Penderita paraplegia rutin menggunakan kateter untuk BAK, kateter silicon aja harganya 600ribuan. Kalau menggunakan kateter yang sekali pakai yang digantung kemana kan ga enak dilihat orang. Belum lagi harus menggunakan diapers (pampers orang dewasa). Jika membawa barang saat bepergian terutama distasiun/terminal harus menyediakan uang ekstra untuk membayar porternya, tentunya harus membayar porter di stasiun awal dan stasiun tujuan. Di stasiun tujuan, harus mencari angkutan umum yang mau membantu pengguna kursi roda. Jika rumahnya terlalu jauh dan harus beberapa kali ganti angkutan, biasanya aku meminta tolong sama supir angkutannya agar mengantarkannya sampai rumah yang jelas biayanya bisa 2x lipatnya. Atau kalau tidak mau ribet langsung sekali bayar dengan menggunakan travel, tapi sampai ditujuannya sangat lama dan biayanya mahal. Padahal paraplegia duduk lama juga akan bermasalah. Aku sendiri sering merasakan sakit jika terlalu lama duduk. Paling tidak 10-30 menit harus merebahkan badan.
Kalau dinegara negara tetangga pemerintahnya memberikan perlakuan khusus pada disabilitas, bahkan transportasipun mendapat potongan harga, namun di indonesia justru dikatakan harga tiket tidak masalah bagi penyandang disabilitas.
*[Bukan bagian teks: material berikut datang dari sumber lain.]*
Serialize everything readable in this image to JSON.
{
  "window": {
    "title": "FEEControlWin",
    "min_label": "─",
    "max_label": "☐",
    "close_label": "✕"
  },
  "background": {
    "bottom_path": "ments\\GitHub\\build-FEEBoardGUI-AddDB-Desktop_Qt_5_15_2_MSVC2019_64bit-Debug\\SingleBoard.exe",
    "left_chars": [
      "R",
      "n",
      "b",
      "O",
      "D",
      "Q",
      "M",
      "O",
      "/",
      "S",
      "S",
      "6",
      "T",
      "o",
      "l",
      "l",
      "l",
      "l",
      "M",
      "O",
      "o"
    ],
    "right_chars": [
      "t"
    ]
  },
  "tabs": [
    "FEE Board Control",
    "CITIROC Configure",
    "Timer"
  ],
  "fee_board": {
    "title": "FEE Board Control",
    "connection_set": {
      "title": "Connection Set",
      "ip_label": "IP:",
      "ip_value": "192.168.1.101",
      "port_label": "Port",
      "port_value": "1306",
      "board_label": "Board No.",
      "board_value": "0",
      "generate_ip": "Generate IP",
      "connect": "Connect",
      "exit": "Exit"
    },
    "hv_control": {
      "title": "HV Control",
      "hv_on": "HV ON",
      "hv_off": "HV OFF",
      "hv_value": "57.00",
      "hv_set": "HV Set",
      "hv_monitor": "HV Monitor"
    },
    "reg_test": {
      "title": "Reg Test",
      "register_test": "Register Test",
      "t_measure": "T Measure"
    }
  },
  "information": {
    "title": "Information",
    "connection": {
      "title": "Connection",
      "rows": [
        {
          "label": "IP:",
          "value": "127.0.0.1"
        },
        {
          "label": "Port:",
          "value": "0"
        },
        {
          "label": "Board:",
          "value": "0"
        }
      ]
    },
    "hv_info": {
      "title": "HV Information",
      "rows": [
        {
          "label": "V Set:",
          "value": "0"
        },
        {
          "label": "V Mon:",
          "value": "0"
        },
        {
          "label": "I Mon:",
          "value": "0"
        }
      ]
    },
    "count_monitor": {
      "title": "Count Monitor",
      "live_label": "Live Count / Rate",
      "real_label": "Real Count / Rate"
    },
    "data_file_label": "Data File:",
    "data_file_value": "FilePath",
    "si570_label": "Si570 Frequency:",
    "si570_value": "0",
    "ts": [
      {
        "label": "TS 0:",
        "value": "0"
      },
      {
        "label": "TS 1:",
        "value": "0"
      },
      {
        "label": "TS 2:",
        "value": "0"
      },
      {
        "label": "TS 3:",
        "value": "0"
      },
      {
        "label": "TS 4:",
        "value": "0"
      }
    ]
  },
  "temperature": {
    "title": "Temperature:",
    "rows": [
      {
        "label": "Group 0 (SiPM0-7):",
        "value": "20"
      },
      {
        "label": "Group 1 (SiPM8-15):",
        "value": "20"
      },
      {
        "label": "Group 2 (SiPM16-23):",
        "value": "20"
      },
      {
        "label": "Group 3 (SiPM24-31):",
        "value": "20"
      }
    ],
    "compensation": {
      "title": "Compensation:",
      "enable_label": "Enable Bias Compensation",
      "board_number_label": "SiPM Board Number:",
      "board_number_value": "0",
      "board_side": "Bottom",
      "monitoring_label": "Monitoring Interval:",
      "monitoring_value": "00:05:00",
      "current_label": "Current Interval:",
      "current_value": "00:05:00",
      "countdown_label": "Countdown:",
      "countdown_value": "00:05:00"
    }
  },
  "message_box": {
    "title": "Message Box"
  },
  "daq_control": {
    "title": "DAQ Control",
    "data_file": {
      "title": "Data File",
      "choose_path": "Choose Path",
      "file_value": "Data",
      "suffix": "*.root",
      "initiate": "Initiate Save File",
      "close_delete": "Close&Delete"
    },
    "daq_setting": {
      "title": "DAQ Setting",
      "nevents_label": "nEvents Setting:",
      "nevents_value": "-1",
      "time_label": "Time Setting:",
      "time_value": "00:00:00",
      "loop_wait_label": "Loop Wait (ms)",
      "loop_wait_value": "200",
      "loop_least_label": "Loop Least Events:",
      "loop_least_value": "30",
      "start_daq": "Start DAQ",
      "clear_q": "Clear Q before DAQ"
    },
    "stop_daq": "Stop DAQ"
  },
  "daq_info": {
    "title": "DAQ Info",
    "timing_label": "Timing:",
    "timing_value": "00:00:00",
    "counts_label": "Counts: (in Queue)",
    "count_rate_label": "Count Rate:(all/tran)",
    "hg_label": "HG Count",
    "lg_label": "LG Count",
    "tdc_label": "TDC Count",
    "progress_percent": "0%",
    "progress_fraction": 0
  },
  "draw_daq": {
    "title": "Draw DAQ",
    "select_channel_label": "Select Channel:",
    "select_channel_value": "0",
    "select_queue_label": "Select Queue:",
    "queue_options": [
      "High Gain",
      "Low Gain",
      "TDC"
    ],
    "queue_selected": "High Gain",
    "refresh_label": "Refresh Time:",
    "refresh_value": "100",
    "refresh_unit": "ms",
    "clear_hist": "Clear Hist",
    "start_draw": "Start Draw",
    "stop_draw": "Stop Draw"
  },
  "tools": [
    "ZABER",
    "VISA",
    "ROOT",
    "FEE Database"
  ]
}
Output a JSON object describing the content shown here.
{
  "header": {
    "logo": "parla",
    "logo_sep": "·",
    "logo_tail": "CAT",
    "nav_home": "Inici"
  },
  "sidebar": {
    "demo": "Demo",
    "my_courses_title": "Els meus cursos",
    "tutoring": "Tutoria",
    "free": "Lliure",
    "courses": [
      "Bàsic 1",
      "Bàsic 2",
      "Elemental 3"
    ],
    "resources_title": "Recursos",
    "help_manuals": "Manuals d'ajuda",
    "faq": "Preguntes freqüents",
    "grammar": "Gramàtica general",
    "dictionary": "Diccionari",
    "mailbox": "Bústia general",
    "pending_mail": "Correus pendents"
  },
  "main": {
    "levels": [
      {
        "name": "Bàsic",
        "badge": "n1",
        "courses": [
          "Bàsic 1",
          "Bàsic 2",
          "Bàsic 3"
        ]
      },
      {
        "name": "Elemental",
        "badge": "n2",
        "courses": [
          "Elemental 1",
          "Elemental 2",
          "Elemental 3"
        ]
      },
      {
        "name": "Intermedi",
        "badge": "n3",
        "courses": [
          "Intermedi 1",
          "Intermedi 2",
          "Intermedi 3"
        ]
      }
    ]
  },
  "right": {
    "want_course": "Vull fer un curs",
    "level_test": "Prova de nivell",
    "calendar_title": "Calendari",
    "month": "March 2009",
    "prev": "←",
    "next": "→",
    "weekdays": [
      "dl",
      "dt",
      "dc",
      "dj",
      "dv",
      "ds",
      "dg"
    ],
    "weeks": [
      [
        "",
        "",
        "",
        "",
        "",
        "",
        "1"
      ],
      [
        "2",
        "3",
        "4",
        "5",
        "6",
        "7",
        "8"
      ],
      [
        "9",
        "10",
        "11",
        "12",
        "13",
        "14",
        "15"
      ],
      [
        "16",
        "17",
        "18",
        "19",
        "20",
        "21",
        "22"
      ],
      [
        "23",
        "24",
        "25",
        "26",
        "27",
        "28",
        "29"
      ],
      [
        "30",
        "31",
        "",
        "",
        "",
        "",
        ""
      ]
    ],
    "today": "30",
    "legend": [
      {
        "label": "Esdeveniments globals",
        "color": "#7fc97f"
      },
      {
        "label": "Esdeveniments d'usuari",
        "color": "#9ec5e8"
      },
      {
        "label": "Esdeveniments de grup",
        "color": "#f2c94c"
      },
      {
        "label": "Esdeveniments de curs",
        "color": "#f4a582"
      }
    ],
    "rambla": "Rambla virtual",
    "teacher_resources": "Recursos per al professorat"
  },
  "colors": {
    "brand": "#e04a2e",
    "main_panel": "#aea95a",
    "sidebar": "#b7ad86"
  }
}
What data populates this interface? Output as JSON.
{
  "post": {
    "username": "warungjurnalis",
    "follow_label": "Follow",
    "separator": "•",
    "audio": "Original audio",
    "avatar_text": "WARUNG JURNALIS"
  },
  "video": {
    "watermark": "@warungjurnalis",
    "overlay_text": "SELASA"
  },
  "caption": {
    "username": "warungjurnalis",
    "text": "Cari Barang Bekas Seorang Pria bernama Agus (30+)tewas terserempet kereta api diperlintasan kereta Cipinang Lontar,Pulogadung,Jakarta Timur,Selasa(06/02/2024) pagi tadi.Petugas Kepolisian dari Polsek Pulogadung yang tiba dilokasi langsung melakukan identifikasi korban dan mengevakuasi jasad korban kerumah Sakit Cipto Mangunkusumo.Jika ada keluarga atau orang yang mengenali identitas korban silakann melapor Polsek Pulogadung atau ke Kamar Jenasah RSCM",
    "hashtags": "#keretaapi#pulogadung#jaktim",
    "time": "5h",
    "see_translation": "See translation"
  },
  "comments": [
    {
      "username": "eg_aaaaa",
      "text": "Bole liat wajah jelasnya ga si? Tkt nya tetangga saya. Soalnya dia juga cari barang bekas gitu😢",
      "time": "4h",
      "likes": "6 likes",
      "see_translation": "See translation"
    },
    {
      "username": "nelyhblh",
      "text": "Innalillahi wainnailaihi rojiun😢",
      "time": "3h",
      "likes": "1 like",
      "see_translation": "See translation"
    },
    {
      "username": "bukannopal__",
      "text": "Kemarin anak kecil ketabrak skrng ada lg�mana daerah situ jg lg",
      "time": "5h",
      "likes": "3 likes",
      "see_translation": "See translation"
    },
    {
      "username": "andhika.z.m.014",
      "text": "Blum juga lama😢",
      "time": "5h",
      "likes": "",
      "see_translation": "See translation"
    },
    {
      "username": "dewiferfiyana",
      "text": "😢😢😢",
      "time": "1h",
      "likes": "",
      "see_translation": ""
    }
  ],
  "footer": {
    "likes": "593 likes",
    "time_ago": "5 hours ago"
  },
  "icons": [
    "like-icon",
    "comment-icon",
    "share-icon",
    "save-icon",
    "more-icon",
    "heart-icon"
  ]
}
Bagaimana mungkin tidak masalah sedangkan pekerjaan aja tidak punya?. Ini beritanya
Mereka hanya menyimpulkan sendiri tanpa melihat fakta dilapangan. Bahkan kalau ditanya PT Kereta api sudah mempekerjakan disabilitas berapa orang dan dan disabilitas apa aja? Jangan jangan kalaupun ada hanya pilih pilih disabilitas yang ringan saja yang dipekerjakan.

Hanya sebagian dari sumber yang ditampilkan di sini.